Alice In Chains Members Sell Catalog to Round Hill for $50 Million

Alice in Chains members Jerry Cantrell, Sean Kinney, Mike Inez and William DuVall have sold their catalogs with the band to Round Hill Music, a rep for the company has confirmed. Terms of the deal were not disclosed, but sources tell Variety the deal was for $50 million.

The Round Hill deal does not encompass copyrights belonging to the estates of original singer Layne Staley or original bassist Mike Starr, who passed away in 2002 and 2011, respectively; on Monday their respective estates announced they had sold their music rights to Primary Wave.

Round Hill will receive a 100% interest in the four current members’ copyrights to Alice In Chains’ masters and publishing — 94 compositions and 159 recordings — along with neighboring rights. The catalog includes such rock-radio staples as “Would?,” “Man in the Box,” “Them Bones” and “Rooster.” Alice in Chains compositions by Cantrell — the group’s main songwriter over the course of its entire career — are part of the pact, though his solo work is not.

“If you look at the grunge category, there was Pearl Jam, Nirvana, Alice in Chains and Soundgarden,” says Josh Gruss, Round Hill’s founder and CEO. “There’s such a loyalty with the fan base and such quality to the music. Alice in Chains music still holds up really, really well, and there’s just nothing else like it.”

The sale comes amid a parade of catalog megadeals that have underscored the enduring value of music. Of last year’s 15 highest-paid musicians, ten made the cut by selling copyrights. Alice In Chains’ haul falls in the same range as the sums received by acts from Blake Shelton to Shakira to ZZ Top (though the exact nature of the copyrights involved differs).

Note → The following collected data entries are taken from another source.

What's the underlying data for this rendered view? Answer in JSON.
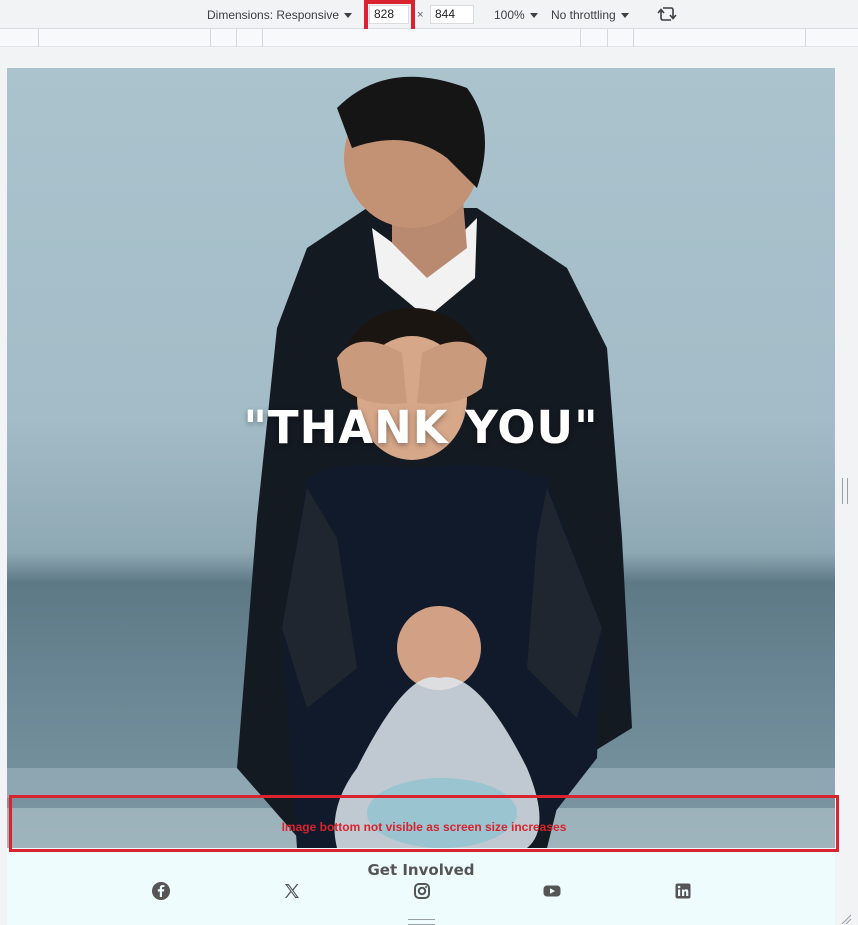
{
  "devtools": {
    "dimensions_label": "Dimensions: Responsive",
    "width_value": "828",
    "height_value": "844",
    "times_sign": "×",
    "zoom_label": "100%",
    "throttling_label": "No throttling",
    "rotate_icon": "rotate-icon"
  },
  "hero": {
    "title": "\"THANK YOU\""
  },
  "annotation": {
    "text": "Image bottom not visible as screen size increases",
    "color": "#d9232e"
  },
  "footer": {
    "title": "Get Involved",
    "social_icons": [
      "facebook-icon",
      "x-icon",
      "instagram-icon",
      "youtube-icon",
      "linkedin-icon"
    ]
  },
  "colors": {
    "accent_red": "#d9232e",
    "footer_bg": "#eefcfd",
    "icon_color": "#555555"
  }
}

Formed in Seattle by Cantrell and Kinney in 1987, Alice in Chains arose during the “grunge” era of the early 1990s but were always slightly separate from that scene. Their music often had more in common with classic rock than the punk and indie sounds that influenced grunge, and album radio embraced them immediately. After making their debut on Columbia Records in 1990 with “Facelift,” their song “Would?” — featured on the scene-defining “Singles” film and soundtrack — paved the way for their breakthrough, 1992’s “Dirt.” Yet the group lost momentum as Staley succumbed to substance abuse and effectively disbanded after the release of a self-titled studio album in 1995 and an “Unplugged” album the following year. After Staley’s passing in 2002, the band took a hiatus of several years before returning with a new lead singer, William DuVall, and continues to record and tour.

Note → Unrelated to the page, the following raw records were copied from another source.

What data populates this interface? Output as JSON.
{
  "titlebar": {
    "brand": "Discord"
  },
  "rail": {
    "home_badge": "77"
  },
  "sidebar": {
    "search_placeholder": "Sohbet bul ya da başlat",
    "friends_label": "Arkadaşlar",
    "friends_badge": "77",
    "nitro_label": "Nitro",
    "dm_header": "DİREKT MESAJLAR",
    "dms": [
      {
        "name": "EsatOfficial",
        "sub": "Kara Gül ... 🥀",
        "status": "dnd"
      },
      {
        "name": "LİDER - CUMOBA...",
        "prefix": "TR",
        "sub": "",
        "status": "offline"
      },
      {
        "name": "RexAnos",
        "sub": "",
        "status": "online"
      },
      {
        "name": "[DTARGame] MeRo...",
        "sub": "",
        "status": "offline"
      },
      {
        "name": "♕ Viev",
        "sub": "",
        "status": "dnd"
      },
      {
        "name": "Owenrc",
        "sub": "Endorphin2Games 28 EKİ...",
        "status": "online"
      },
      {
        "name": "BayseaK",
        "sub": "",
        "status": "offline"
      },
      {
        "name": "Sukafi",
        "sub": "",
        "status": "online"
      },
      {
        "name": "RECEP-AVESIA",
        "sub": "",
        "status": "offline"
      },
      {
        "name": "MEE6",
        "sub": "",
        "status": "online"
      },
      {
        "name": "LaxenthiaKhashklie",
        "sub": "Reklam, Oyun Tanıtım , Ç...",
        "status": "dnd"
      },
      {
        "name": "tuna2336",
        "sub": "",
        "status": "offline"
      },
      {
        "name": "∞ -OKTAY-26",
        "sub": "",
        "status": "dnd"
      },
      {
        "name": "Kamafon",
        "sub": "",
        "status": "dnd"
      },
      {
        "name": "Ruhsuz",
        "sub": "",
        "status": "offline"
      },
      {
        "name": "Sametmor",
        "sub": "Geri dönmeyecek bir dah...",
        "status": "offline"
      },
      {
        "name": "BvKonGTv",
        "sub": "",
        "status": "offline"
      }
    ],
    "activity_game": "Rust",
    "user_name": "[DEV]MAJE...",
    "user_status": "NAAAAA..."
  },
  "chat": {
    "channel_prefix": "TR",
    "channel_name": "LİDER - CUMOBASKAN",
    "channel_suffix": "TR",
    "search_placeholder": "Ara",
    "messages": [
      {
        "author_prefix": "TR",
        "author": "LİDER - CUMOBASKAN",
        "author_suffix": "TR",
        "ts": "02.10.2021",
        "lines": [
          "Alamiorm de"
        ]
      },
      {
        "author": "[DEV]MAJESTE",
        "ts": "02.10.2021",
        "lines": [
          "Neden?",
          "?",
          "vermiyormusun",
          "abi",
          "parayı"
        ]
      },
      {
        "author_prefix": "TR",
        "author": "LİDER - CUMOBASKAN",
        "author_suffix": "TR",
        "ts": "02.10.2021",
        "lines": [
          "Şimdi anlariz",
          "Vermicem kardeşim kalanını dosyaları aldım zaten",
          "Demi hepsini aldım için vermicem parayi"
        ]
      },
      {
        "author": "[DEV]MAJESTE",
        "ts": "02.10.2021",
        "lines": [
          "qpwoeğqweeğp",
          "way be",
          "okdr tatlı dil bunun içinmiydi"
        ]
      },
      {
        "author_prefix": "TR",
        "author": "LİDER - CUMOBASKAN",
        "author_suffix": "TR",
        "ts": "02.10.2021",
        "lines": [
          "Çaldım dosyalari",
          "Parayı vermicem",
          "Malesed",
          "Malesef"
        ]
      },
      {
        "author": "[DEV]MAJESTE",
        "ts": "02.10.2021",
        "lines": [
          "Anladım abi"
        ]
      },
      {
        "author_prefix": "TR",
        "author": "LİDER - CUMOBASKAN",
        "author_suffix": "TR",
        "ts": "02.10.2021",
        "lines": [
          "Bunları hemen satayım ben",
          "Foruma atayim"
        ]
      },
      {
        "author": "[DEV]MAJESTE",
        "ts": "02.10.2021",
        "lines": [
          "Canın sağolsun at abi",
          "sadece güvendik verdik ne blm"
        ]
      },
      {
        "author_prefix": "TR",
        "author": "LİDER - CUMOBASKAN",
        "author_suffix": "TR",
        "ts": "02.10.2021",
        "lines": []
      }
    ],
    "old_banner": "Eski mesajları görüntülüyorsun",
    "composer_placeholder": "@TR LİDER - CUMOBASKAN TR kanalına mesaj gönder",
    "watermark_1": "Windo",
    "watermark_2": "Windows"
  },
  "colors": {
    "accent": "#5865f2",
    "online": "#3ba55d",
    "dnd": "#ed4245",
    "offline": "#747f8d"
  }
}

While the group’s often-dark and aggressive music may not seem like a natural fit for such common sync uses as advertisements, six of its releases reached the top 10 of the Billboard 200 albums chart — two, the “Jar of Flies” EP and the self-titled album, reached No. 1 — and all of the group’s core albums have been certified multiplatinum. Also, the group’s songs helped form the musical backdrop for their generation. In 2020, the band was honored with the Founders Award by Seattle’s Museum of Pop Culture (MoPOP), formerly known as the Experience Music Project, which was founded in 2000 by the late Microsoft billionaire Paul Allen.

“With such a dedicated following and an enduring catalog, there is tons of upside potential for licensing across film, TV and videos games,” says Jordan Passman, founder and CEO of Score a Score, a music production and licensing company.